🤖 AI Summary
This work addresses the challenge that large language models struggle to anticipate the computational demands of tasks under strict global token budgets, leading to inefficient allocation of inference resources. To tackle this, the authors propose ROI-Reasoning, a novel framework that formulates budget-constrained reasoning as an ordered stochastic multiple-choice knapsack problem. By integrating an intrinsic metacognitive mechanism—trained via metacognitive fine-tuning and rationality-aware reinforcement learning—the model learns to estimate task difficulty and expected utility prior to inference, enabling strategic computation allocation. Empirical evaluations demonstrate that this approach significantly enhances overall performance across multiple mathematical reasoning benchmarks and substantially reduces decision regret under tight computational budgets.
📝 Abstract
Large language models (LLMs) can achieve strong reasoning performance with sufficient computation, but they do not inherently know how much computation a task requires.
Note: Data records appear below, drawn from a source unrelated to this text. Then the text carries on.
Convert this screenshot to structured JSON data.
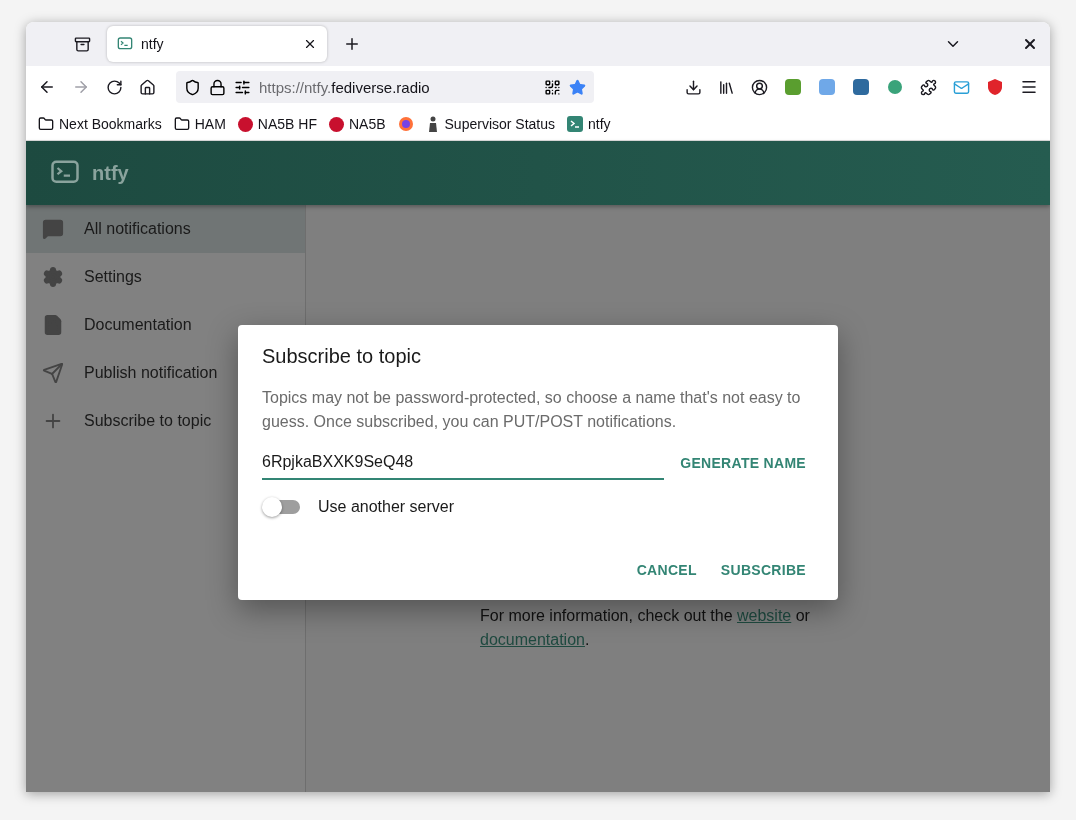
{
  "browser": {
    "tabs": [
      {
        "label": "ntfy",
        "selected": true
      }
    ],
    "url": {
      "scheme": "https://ntfy.",
      "domain": "fediverse.radio"
    },
    "bookmarks": [
      {
        "kind": "folder",
        "label": "Next Bookmarks"
      },
      {
        "kind": "folder",
        "label": "HAM"
      },
      {
        "kind": "rx",
        "label": "NA5B HF"
      },
      {
        "kind": "rx",
        "label": "NA5B"
      },
      {
        "kind": "globe"
      },
      {
        "kind": "figure",
        "label": "Supervisor Status"
      },
      {
        "kind": "ntfy",
        "label": "ntfy"
      }
    ]
  },
  "app": {
    "title": "ntfy",
    "nav": [
      {
        "label": "All notifications",
        "selected": true
      },
      {
        "label": "Settings",
        "selected": false
      },
      {
        "label": "Documentation",
        "selected": false
      },
      {
        "label": "Publish notification",
        "selected": false
      },
      {
        "label": "Subscribe to topic",
        "selected": false
      }
    ],
    "info": {
      "before": "For more information, check out the ",
      "link_1": "website",
      "middle": " or",
      "link_2": "documentation",
      "after": "."
    }
  },
  "dialog": {
    "title": "Subscribe to topic",
    "description": "Topics may not be password-protected, so choose a name that's not easy to guess. Once subscribed, you can PUT/POST notifications.",
    "topic_field": {
      "value": "6RpjkaBXXK9SeQ48"
    },
    "generate_button": "GENERATE NAME",
    "server_toggle": {
      "label": "Use another server",
      "on": false
    },
    "buttons": [
      "CANCEL",
      "SUBSCRIBE"
    ]
  }
}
We study budgeted inference-time reasoning for multiple tasks under a strict global token constraint and formalize it as a Ordered Stochastic Multiple-Choice Knapsack Problem(OS-MCKP). This perspective highlights a meta-cognitive requirement -- anticipating task difficulty, estimating return over investment (ROI), and allocating computation strategically. We propose ROI-Reasoning, a two-stage framework that endows LLMs with intrinsic, budget-aware rationality. In the first stage, Meta-Cognitive Fine-Tuning teaches models to predict reasoning cost and expected utility before generation, enabling explicit solve-or-skip decisions. Next, Rationality-Aware Reinforcement Learning optimizes sequential decision making under a hard token budget, allowing models to learn long-horizon allocation strategies. Across budgeted mathematical reasoning benchmarks, ROI-Reasoning consistently improves overall score while substantially reducing regret under tight computation budgets.